I saw that she could turn suddenly cold and was capable of grudges that calcified and never went away, but I focused on the fact that she was also very kind. She felt sorry for people, tried to intervene, turned them into projects for awhile. I am sure I was a project more than once. (Monte has concluded, based on the many anecdotes I've shared with him over the years, that she was a textbook example of the archetype we now refer to as Mean Girl, case closed.)

But  it's never that simple, is it? And I loved her with the intensity of love young girls have for their best friends. Even when we were miserable, if we were together, it was a dark and glamorous misery; it was theater. We walked through the rain in short black skirts and fish-net hose, singing Bob Dylan songs, and eating Twinkies because they resembled little sponge-cake coffins.  We made up nonsense poetry and chanted it out loud, went to a Gene Pitney concert, took pictures of each other in a graveyard. (Yes, Gene Pitney. I think the schmaltzy yearning of Town Without Pity resonated with us. We were, after all, just a couple of Long Island girls trying to find our way in the world, without a clue as to how clueless we were.)

In the 1970s we took a cross-country drive in a Volkswagen bug, she and her then-husband bickering in the front, me in the back seat by the cooler. We detoured to get a quick look at the Grand Canyon. "A big yawn," she said.  By then she was a sultry smoker, short denim shorts revealing skinny tan legs, her long hair sun-bleached. We were already nearing the end of our friendship but didn't know it yet.

And of course it didn't end well. I guess I disobeyed a rule, or overstepped my sidekick role. Do the details even matter? My life was a mess, but I was slowly and surely becoming myself, and in doing so, I fell seriously and irrevocably out of favor. I was dead, she said, and never spoke a word to me again. I went to her house in Syracuse, New York. She looked right through me to the street beyond, and quietly closed the door.

Believe me, it hurt at the time.  And no one could understand it--we'd been good friends...best friends...for so long.

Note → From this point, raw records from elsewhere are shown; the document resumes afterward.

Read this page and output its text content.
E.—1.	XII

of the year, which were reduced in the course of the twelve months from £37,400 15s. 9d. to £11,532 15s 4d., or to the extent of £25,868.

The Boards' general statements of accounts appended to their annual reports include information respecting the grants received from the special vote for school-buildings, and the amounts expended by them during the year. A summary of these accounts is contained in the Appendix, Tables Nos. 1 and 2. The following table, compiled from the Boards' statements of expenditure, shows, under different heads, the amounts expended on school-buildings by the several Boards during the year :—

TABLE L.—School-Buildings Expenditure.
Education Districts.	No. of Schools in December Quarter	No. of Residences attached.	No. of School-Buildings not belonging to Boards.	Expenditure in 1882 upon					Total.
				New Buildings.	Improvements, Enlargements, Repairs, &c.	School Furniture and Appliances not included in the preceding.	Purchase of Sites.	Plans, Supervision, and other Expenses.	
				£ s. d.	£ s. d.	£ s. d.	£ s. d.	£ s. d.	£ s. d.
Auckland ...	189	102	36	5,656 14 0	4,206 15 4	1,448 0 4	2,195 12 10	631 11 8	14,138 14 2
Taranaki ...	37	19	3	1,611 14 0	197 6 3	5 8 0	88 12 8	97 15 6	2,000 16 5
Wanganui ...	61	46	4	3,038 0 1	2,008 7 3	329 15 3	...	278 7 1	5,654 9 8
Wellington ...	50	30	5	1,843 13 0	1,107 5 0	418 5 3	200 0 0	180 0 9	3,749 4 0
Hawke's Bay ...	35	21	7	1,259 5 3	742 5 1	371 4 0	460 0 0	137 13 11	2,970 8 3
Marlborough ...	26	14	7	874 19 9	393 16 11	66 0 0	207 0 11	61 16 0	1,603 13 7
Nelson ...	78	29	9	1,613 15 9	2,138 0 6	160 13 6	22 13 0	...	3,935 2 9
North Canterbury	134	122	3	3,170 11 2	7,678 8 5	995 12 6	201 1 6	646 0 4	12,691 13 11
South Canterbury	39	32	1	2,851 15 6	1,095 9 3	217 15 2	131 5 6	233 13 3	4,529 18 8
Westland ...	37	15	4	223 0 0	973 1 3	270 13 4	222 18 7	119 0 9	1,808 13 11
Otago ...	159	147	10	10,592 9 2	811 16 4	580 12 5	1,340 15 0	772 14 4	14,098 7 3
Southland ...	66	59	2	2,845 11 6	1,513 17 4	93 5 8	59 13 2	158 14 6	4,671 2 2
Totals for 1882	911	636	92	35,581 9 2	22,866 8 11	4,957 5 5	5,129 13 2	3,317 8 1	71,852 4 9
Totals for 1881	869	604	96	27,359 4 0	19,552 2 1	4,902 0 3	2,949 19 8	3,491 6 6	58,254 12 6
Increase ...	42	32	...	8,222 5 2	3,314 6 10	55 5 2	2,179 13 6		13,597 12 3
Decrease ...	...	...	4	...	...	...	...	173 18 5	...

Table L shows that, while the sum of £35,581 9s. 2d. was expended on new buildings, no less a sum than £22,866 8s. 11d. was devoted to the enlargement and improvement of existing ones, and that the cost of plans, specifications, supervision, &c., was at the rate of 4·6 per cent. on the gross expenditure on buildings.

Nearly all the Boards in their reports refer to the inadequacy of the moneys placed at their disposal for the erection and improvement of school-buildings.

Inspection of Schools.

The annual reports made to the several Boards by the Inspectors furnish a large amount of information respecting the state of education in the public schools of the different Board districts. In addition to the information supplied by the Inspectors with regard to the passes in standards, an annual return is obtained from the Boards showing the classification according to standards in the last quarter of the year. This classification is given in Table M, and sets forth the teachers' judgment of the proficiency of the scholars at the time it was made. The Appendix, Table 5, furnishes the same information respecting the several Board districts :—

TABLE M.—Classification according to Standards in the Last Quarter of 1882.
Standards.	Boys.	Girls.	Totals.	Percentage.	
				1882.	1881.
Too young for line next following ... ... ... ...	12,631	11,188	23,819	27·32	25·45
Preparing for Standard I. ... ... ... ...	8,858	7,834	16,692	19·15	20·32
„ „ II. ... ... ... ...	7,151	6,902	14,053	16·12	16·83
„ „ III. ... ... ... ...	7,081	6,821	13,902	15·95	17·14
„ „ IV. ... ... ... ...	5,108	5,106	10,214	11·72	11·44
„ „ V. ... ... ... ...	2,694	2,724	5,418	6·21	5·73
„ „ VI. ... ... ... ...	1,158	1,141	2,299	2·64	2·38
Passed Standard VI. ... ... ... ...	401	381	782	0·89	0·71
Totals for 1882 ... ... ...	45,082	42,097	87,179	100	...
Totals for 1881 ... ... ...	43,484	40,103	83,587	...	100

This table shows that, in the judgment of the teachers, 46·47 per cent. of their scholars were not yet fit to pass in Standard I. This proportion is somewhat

But in a way, it was also inevitable.

So we went our separate ways and I eventually gained perspective, letting her settle into an appropriate place in my history, by and large forgetting.  In time her adolescent power, already well past its expiration date, no doubt faded. I knew from one of her sisters that she sold real estate in New Jersey, that she had a son, and in time a second divorce. It all seemed disappointingly ordinary.

Then, because we live in a world where we can do so, I  idly googled her a few years ago, and shocking stories surfaced. She had been arrested for the attempted murder of her ex-husband, stabbing him in the neck with a kitchen knife. She was convicted and sentenced, but she died of cancer about a year later. Maybe she was already sick when she stabbed him, and maybe it was a form of cancer that affected her brain.  This is what I have chosen to believe.

It's strange to zoom out and see the whole trajectory of a life.  Strange to see someone once so close to you transformed into a headline. A mean girl? Sometimes. But she was so much more, and so much less.

And on this, her birthday, I will remember the day we sat by the creek beneath the overpass, eating chocolate, singing about the time and place that waited for us somewhere, fully believing it did.